Yesterday, I noted on twitter that it is probably a good idea for young people to retain competent counsel if they are applying for deferred action, even if the application process “appears” to be simple. Why? Primarily because there is an inherent risk of deportation. Deferred Action is not law. It is a declaration from the Executive Branch that can be reversed overnight with another declaration.
There are other compelling reasons to retain, or at least consult with, counsel. Unknown to much of the public, and even many immigration attorneys, is a form of relief called “Special Immigrant Juvenile Status,” (SIJS) which if obtained, gives an immigrant the opportunity to adjust their status to that of lawful permanent resident. A real “legalization”.

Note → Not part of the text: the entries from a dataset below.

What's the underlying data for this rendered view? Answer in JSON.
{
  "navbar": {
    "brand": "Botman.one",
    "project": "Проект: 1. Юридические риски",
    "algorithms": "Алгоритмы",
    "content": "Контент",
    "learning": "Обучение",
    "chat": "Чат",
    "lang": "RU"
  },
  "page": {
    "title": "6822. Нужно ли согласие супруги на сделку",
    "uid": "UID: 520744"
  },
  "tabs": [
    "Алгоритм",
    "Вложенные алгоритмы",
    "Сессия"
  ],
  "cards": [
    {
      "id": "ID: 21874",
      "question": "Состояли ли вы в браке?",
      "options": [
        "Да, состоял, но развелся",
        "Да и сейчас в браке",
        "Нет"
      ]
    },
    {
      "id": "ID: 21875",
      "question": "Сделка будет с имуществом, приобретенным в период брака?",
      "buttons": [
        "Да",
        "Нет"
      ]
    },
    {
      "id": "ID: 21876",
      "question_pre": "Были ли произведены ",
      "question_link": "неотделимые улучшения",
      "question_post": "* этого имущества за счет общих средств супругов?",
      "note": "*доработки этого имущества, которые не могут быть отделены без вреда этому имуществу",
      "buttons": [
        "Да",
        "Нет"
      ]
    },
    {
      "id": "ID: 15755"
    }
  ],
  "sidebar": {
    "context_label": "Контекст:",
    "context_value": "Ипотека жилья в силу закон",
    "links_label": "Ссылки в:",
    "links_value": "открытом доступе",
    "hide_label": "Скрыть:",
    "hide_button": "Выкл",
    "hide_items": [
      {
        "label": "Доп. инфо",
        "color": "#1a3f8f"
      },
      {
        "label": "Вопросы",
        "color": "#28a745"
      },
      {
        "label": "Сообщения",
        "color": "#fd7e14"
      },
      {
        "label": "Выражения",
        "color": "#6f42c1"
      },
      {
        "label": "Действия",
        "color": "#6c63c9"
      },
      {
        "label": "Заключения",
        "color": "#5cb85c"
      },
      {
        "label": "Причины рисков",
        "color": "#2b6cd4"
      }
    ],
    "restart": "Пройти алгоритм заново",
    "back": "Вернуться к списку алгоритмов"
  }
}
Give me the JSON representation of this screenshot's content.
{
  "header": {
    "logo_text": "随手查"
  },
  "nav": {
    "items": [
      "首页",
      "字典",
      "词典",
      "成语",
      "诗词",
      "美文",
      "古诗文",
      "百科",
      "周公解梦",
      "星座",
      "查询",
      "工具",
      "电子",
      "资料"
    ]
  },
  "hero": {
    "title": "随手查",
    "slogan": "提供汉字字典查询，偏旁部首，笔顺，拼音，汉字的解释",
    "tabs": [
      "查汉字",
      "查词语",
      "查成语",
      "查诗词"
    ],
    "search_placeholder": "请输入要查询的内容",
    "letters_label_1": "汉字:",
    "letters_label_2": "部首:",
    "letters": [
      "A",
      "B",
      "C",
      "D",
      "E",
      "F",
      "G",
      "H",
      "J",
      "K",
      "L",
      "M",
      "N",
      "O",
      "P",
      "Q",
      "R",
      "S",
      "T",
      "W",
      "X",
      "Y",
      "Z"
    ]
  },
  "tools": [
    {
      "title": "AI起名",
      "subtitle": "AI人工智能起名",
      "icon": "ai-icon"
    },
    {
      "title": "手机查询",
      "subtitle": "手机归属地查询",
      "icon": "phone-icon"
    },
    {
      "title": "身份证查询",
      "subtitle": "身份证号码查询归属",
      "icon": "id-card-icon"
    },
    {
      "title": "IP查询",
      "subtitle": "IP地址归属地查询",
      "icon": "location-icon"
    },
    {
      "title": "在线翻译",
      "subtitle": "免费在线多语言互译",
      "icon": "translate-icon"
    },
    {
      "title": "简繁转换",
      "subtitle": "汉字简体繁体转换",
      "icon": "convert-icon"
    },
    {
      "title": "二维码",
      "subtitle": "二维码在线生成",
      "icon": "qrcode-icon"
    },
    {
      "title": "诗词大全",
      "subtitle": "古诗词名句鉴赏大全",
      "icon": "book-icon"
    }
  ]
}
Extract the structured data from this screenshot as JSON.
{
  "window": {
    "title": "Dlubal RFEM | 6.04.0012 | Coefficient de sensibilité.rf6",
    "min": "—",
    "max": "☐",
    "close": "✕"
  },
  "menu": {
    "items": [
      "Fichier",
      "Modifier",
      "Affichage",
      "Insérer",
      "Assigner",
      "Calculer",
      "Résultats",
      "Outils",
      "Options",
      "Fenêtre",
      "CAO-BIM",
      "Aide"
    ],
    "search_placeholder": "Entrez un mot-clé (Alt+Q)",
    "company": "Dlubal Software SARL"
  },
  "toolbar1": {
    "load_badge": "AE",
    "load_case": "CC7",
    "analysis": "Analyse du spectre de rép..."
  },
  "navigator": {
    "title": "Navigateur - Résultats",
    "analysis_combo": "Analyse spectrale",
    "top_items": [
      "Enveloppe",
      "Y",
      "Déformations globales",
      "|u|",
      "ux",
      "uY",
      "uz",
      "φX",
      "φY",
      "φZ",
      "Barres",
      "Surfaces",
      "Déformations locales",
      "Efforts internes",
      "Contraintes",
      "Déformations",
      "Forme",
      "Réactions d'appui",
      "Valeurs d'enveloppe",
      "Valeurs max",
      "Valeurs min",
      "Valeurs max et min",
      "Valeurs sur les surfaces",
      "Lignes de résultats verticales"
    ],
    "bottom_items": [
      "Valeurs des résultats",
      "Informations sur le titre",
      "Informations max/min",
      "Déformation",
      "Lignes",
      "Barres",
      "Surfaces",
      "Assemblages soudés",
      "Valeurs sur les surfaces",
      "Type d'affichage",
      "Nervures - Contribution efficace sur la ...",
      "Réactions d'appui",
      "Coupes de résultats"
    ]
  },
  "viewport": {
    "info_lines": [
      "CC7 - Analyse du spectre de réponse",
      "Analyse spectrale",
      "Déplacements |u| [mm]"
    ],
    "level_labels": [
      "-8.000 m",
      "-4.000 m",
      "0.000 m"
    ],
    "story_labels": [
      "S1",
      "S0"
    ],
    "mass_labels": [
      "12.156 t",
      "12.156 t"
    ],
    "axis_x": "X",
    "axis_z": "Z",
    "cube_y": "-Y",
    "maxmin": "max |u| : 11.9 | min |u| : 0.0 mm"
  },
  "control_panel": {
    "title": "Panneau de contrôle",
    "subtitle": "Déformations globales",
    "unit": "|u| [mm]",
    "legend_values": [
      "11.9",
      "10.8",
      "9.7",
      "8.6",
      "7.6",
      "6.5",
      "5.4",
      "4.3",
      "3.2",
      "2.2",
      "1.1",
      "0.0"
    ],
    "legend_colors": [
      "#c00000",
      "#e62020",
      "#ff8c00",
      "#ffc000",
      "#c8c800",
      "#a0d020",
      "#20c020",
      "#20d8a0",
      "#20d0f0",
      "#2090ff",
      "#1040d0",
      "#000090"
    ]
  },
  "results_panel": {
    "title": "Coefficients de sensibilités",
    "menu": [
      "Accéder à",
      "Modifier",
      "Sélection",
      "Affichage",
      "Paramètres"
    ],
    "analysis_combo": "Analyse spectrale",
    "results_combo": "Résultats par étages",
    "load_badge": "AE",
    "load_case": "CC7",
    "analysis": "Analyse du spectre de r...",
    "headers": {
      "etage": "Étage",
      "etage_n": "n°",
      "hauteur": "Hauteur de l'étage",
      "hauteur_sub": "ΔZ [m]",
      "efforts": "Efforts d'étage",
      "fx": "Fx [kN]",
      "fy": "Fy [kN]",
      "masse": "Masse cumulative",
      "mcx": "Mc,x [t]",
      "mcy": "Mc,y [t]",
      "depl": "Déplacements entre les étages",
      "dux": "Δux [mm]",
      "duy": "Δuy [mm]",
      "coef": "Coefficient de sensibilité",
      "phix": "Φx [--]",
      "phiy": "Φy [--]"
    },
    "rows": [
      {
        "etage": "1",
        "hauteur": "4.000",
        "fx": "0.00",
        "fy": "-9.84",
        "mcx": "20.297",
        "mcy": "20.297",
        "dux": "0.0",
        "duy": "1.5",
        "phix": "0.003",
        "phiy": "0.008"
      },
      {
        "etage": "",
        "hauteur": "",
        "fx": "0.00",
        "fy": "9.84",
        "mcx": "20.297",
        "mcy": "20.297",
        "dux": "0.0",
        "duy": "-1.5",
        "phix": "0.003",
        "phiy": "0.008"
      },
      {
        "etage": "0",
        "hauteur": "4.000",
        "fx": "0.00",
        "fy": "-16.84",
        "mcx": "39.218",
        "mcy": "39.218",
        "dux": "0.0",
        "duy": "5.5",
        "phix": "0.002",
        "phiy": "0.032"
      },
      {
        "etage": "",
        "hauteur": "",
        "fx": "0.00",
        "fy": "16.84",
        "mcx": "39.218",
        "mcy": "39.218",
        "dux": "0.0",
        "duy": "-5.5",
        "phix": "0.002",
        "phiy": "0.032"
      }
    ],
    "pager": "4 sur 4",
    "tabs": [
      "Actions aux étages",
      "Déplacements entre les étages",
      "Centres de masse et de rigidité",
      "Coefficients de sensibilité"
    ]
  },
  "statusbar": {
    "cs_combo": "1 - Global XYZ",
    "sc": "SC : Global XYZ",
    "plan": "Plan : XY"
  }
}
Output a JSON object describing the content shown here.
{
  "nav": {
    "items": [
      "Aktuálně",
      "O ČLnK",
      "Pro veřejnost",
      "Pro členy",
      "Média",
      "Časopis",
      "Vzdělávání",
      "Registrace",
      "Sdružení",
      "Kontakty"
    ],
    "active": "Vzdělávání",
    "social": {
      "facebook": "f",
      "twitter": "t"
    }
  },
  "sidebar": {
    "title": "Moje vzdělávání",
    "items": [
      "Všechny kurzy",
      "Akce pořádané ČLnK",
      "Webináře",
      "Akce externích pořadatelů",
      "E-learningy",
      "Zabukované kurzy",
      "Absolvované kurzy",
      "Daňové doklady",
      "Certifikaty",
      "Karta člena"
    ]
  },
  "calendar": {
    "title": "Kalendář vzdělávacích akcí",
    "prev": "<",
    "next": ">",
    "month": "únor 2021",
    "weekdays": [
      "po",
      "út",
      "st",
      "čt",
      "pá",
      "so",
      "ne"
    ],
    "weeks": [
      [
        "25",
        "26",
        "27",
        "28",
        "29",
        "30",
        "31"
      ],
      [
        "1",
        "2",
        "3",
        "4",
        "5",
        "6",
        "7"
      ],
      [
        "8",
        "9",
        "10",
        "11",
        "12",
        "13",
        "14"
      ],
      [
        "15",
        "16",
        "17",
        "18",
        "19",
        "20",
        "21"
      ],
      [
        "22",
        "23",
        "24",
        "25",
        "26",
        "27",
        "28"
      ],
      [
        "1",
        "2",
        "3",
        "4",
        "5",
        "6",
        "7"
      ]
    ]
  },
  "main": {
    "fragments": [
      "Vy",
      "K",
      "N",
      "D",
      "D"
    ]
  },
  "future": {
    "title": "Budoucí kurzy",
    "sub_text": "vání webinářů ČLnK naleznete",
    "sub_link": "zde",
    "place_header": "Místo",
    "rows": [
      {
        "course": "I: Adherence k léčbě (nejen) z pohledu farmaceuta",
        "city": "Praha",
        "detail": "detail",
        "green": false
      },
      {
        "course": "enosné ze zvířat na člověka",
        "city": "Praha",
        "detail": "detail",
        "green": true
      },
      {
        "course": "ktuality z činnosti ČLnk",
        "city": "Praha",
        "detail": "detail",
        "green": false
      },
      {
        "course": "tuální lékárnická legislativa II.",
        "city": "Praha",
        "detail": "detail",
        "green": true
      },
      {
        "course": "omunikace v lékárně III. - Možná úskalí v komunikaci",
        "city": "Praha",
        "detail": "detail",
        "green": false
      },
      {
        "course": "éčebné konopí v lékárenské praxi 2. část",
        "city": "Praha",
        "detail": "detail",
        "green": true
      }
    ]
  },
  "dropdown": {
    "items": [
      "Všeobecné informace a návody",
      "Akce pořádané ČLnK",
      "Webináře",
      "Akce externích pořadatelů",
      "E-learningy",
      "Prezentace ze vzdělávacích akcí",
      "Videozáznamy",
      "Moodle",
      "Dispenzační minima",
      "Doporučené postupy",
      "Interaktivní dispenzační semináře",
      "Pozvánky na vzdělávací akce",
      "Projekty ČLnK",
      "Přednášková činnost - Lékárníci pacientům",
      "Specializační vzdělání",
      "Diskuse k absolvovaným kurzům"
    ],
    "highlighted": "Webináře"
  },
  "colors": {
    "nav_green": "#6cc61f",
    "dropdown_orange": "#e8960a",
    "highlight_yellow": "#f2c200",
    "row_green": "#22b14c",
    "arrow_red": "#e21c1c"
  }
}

One positive outcome that I have seen so far from the Deferred Action announcement is increased interest and activity among immigrant youth who are looking to improve their life and that of their families. Many young people who inquire about deferred action will also be eligible for SIJS. If a young immigrant is eligible for SIJS, applying for Deferred Action would be dangerous as well as a waste of time and money.
A similar scenario happened with a consultation at our office. A young woman called to inquire about deferred action. She was not eligible. However, we soon discovered that she had a strong case for SIJS, a real and permanent legalization.
The basic requirements in order to be eligile for SIJS are as follows:
Children under the age of twenty-one who are unmarried and have been abused, abandoned, or neglected by one or both parents.
In order to obtain SIJS, an applicant must first go to family court to request a motion for special findings.* If the applicant is successful in family court, they can then petition the Department of Homeland Security to be classified as a “Special Immigrant Juvenile” with the I-360 form. Once the I-360 form is approved, the applicant can then petition to adjust their status to that of a lawful permanent resident of the United States.
IMPORTANT: To qualify, the applicant’s I-360 must be filed (i.e. date of receipt by immigration) before he/she reaches the age of 21.
SIJS, unlike Deferred Action, is certainly more legally complicated, especially given that the applicant has to go to Family Court and either to the Immigration Court or USCIS.
We also have a substantial amount of SIJS cases and have not lost one yet. Depending on who the family court judge is, a SIJS case can be relatively straightforward or extremely complicated.
Given the above, any deferred action dreamer under the age of 21 who does not have a good relationship with one or both of their parents should consult with an attorney experienced in Special Immigrant Juvenile cases to see if they are eligible. Far too many kids have aged out of this form of relief simply out of ignorance (of both the kids AND the legal community).